A study of positive blood cultures over a 5-year period found that antimicrobial resistance (AMR) was associated with a 10% relative increase in the risk of death among patients with bacteremia, Canadian researchers reported today in Clinical Infectious Diseases.
Using linked microbiologic data from 114 hospital, community, and public health laboratories in Ontario, a team led by researchers from the University of Toronto and Public Health Ontario developed a cohort of patients with positive blood cultures from 2017 through 2021. They focused their analysis on pathogens responsible for at least 150 bloodstream infections and at least 20 associated deaths, and selected antibiotics for which susceptibility results were reported in at least 10% of episodes, with a resistance proportion from 1% to 99%. The primary outcome was 30-day mortality.
A total of 83,962 bacteremia episodes caused by 30 pathogens were identified, with 11 eligible pathogen-antibiotic combinations.
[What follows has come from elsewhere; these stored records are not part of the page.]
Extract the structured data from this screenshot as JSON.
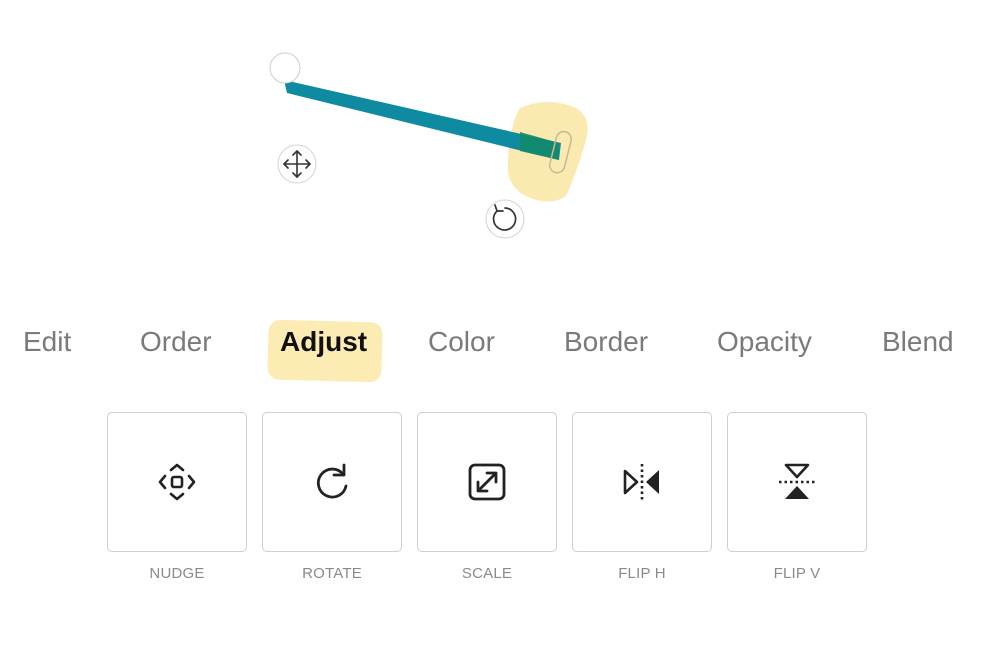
{
  "colors": {
    "line": "#0e8ba0",
    "line_end": "#138a6a",
    "highlight": "#fbe8a6",
    "tab_inactive": "#7a7a7a",
    "tab_active": "#111111",
    "tool_label": "#8a8a8a",
    "tool_border": "#cfcfcf"
  },
  "canvas": {
    "handles": {
      "start": "round-endpoint-handle",
      "end": "pill-resize-handle",
      "move": "move-arrows-icon",
      "rotate": "rotate-icon"
    }
  },
  "tabs": [
    {
      "label": "Edit",
      "active": false
    },
    {
      "label": "Order",
      "active": false
    },
    {
      "label": "Adjust",
      "active": true
    },
    {
      "label": "Color",
      "active": false
    },
    {
      "label": "Border",
      "active": false
    },
    {
      "label": "Opacity",
      "active": false
    },
    {
      "label": "Blend",
      "active": false
    }
  ],
  "tools": [
    {
      "label": "NUDGE",
      "icon": "nudge-icon"
    },
    {
      "label": "ROTATE",
      "icon": "rotate-icon"
    },
    {
      "label": "SCALE",
      "icon": "scale-icon"
    },
    {
      "label": "FLIP H",
      "icon": "flip-horizontal-icon"
    },
    {
      "label": "FLIP V",
      "icon": "flip-vertical-icon"
    }
  ]
}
Overall 30-day mortality was 17.1%. The most common pathogens were Escherichia coli (30.8%), Staphylococcus aureus (17.6%), and Klebsiella spp. (10.0%). The average patient age was 70 years, and 54.9% were male.
Larger impact for commonly used antibiotics
Across the 110 pathogen-antibiotic combinations studied, any resistance was associated with a 47% increased risk of 30-day mortality (hazard ratio [HR], 1.47; 95% confidence interval [CI], 1.32 to 1.65) in unadjusted analyses. But after adjusting for age, sex, healthcare exposures, comorbidities, and co-resistance, the increased risk of 30-day mortality was 10% (HR, 1.10; 95% CI, 1.07 to 1.16). The risk was 18% higher for resistance to antibiotics commonly used for empiric treatment (HR, 1.18; 95% CI, 1.10 to 1.26).
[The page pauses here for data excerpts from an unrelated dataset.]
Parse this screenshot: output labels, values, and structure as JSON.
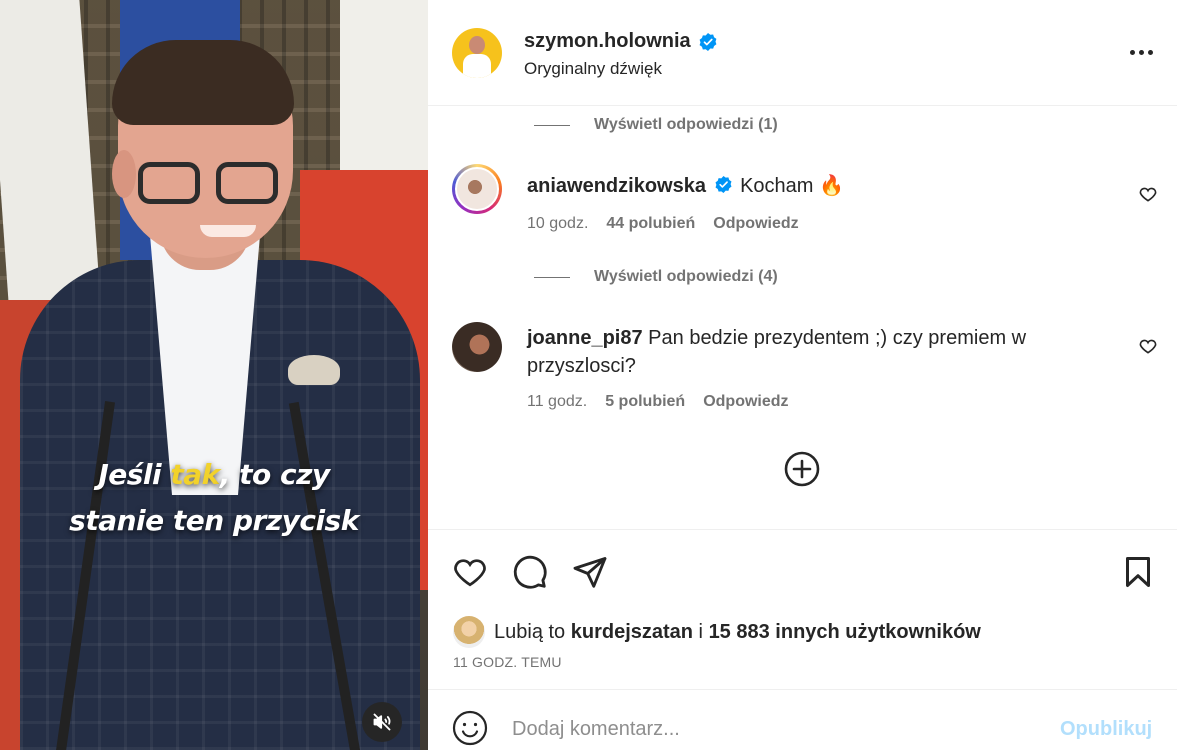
{
  "video": {
    "subtitle_line1_a": "Jeśli ",
    "subtitle_line1_hl": "tak",
    "subtitle_line1_b": ", to czy",
    "subtitle_line2": "stanie ten przycisk",
    "highlight_color": "#f2d22b",
    "mute_icon": "speaker-muted-icon"
  },
  "header": {
    "username": "szymon.holownia",
    "subtitle": "Oryginalny dźwięk",
    "verified_icon": "verified-badge-icon",
    "more_icon": "more-dots-icon"
  },
  "replies_top": {
    "label": "Wyświetl odpowiedzi (1)"
  },
  "comments": [
    {
      "user": "aniawendzikowska",
      "verified": true,
      "text": "Kocham 🔥",
      "time": "10 godz.",
      "likes": "44 polubień",
      "reply": "Odpowiedz",
      "view_replies": "Wyświetl odpowiedzi (4)"
    },
    {
      "user": "joanne_pi87",
      "verified": false,
      "text": "Pan bedzie prezydentem ;) czy premiem w przyszlosci?",
      "time": "11 godz.",
      "likes": "5 polubień",
      "reply": "Odpowiedz"
    }
  ],
  "actions": {
    "like_icon": "heart-icon",
    "comment_icon": "comment-icon",
    "share_icon": "send-icon",
    "save_icon": "bookmark-icon",
    "likes_prefix": "Lubią to ",
    "likes_user": "kurdejszatan",
    "likes_mid": " i ",
    "likes_count": "15 883 innych użytkowników",
    "time_ago": "11 GODZ. TEMU"
  },
  "comment_box": {
    "placeholder": "Dodaj komentarz...",
    "post_label": "Opublikuj",
    "emoji_icon": "emoji-icon"
  },
  "colors": {
    "verified_blue": "#0095f6",
    "muted_text": "#737373",
    "post_disabled": "#b2dffc"
  }
}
Attributable mortality due to AMR over the study period was 896 deaths, or 1.2 per 100,000 population per year.
"These results suggest that treatment adequacy could be an important mechanism leading to AMR-associated mortality, and that the mortality burden will increase if resistance rates to our most common treatment agents increase," the study authors wrote. "Ongoing surveillance and global collaboration is needed to better document and limit the impacts of antimicrobial resistance."